UPDATE: Alberto Cairo has offered to give a signed copy of his new book away to three lucky participants—participate in this challenge to get practice with this important concept plus a chance to get a new book!
How do we communicate the appropriate sense of uncertainty in our data? This question was raised at a recent workshop and is one people commonly encounter when communicating data. I often grapple with this challenge.
People like things that are concrete and certain: and so, when we plot our data in a solid point, line, or bar on a graph, it’s easy for people to consider it “truth.” There are times when that is appropriate, and times when it definitely isn’t.
Data is rarely perfect. The things we do with it are never perfect. We aim to be robust and not to mislead within the constraints of the data we have available. We might summarize from an incomplete sample, make assumptions that may or may not prove accurate, model behavior that works in aggregate but breaks down if you get too granular, or forecast something into the future when conditions aren’t fully known or may otherwise vary from expectations.
In all of these cases (and many more I haven’t called out specifically), there is uncertainty that we ought to convey in order to provide a more complete picture to our audience. It should be noted that there is also a risk of being too circumspect, adding so many caveats to our work that the actual data loses its credibility. How do we balance these requirements and communicate uncertainty appropriately to people who are trusting in our graphs and using them to make decisions?
The general approach I recommend is to design the visual in a way that makes the uncertainty clear. This can be done in a number of different ways, depending on what you visualize and how you show it: dotted lines or patterned bars to differentiate forecast data from actual; shaded areas to highlight confidence intervals or projected variance; multiple lines to illustrate expected outcomes given varying assumptions; or words on the graph to assist with interpretation or properly caveat. This is definitely not a comprehensive list—just some nuggets to get you started.
Here are some additional perspectives and resources related to this topic:
Alberto Cairo NYT article: This Hurricane Map Doesn’t Mean What You Think It Means
Data Stories podcast: Visualizing Uncertainty with Jessica Hullman & Matthew Kay
Elijah Meek’s Medium article: Sketchy Data Visualization
Jessica Hullman’s paper: Why Authors Don’t Visualize Uncertainty
Matthew Kay’s Tapestry keynote: A biased tour of the uncertainty visualization zoo
Nathan Yau’s post: Visualizing the Uncertainty in Data
If you’re aware of additional related resources, please leave a comment on this post. Without further ado, next come the details for this month’s challenge.
CHALLENGE: Identify a scenario and data where there is inherent uncertainty and design a visualization that makes that clear. If you’re in search of data, check out this list of publicly available data sources. You're also welcome to use a real work example if you'd like, just please don't share anything confidential.
DEADLINE: Friday the 13th (couldn’t help myself) by midnight PST.
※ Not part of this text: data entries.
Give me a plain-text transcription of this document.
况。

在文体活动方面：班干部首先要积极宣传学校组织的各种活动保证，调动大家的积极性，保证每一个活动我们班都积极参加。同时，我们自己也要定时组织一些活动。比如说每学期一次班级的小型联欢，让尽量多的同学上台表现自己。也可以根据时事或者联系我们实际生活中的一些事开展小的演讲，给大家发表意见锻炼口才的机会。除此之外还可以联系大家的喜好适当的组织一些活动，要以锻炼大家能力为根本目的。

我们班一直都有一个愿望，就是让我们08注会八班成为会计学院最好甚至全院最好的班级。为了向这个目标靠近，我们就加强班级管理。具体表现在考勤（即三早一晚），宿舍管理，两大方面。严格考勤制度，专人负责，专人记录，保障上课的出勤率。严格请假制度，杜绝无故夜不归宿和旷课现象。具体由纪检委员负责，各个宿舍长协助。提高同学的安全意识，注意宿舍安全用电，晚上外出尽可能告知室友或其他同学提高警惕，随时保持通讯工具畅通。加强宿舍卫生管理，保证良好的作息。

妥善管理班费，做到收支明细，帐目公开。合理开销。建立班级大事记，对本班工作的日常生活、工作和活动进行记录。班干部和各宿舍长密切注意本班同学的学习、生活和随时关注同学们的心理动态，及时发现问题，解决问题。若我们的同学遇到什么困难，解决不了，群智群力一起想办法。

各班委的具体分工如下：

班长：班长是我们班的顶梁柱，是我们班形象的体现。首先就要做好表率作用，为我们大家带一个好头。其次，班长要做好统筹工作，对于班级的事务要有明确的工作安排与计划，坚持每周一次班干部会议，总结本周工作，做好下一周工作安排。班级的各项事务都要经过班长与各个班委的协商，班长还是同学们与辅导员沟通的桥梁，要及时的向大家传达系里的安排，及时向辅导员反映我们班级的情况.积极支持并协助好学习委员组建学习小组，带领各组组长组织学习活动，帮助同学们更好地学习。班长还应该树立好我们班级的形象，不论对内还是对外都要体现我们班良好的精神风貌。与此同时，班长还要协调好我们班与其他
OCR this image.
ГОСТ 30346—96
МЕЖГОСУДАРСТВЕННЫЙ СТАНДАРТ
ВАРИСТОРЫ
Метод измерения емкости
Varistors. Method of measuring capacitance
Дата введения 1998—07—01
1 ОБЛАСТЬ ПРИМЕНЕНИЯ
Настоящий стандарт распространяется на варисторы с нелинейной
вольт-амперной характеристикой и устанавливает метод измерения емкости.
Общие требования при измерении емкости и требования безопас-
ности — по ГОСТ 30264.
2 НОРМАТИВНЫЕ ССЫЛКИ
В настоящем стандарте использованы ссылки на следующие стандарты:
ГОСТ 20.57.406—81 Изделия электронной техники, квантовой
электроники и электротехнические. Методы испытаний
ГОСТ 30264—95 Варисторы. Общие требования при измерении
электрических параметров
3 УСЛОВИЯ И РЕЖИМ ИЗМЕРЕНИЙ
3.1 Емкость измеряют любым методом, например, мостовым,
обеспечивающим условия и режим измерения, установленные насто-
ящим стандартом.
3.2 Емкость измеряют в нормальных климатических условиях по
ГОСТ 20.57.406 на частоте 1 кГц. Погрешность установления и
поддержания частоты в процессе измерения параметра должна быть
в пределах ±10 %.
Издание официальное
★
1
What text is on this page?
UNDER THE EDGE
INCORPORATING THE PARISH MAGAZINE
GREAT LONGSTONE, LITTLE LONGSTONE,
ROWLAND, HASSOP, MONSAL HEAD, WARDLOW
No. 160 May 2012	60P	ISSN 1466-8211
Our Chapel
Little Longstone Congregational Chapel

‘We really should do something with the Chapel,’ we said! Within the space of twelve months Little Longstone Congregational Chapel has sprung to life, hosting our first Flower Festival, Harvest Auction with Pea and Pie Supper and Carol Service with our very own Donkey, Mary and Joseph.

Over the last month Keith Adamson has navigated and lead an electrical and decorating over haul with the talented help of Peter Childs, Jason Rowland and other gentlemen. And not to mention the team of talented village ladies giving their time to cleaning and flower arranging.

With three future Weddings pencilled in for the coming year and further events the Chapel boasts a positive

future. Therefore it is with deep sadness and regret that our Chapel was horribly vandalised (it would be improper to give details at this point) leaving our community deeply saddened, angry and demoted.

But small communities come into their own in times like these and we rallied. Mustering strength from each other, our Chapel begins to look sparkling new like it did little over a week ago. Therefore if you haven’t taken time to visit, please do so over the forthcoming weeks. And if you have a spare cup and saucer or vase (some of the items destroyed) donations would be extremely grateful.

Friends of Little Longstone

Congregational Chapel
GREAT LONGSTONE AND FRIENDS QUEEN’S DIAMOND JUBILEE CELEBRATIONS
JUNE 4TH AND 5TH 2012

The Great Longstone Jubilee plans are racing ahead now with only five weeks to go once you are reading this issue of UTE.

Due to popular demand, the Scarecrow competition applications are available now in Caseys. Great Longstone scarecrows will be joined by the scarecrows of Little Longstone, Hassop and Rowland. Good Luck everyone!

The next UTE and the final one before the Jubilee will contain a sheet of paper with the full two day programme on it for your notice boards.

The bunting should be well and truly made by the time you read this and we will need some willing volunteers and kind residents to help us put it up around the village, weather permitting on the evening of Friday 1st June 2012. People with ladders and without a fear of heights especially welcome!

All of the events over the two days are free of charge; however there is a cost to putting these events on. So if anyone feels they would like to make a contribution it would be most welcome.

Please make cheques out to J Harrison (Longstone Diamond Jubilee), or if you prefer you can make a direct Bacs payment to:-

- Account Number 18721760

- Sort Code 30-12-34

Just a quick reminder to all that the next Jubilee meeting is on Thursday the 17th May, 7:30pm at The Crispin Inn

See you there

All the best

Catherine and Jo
SUBMISSION INSTRUCTIONS: upload your visual and related commentary via at storytellingwithdata.com/SWDchallengeSUBMIT. (DO NOT EMAIL: we are no longer monitoring the old alias!) Feel free to also share on social media at any point using #SWDchallenge. For inclusion in the summary recap post, submissions must be officially submitted to us (still a time-intensive process and we aren’t able to scrape Twitter and other social media sites).
Stay tuned for the recap post later this month, where we’ll share back with you all of the visuals created and shared as part of this challenge. Also check out the #SWDchallenge page for past challenge details and recaps. I’m certainly excited to see what you come up with this month!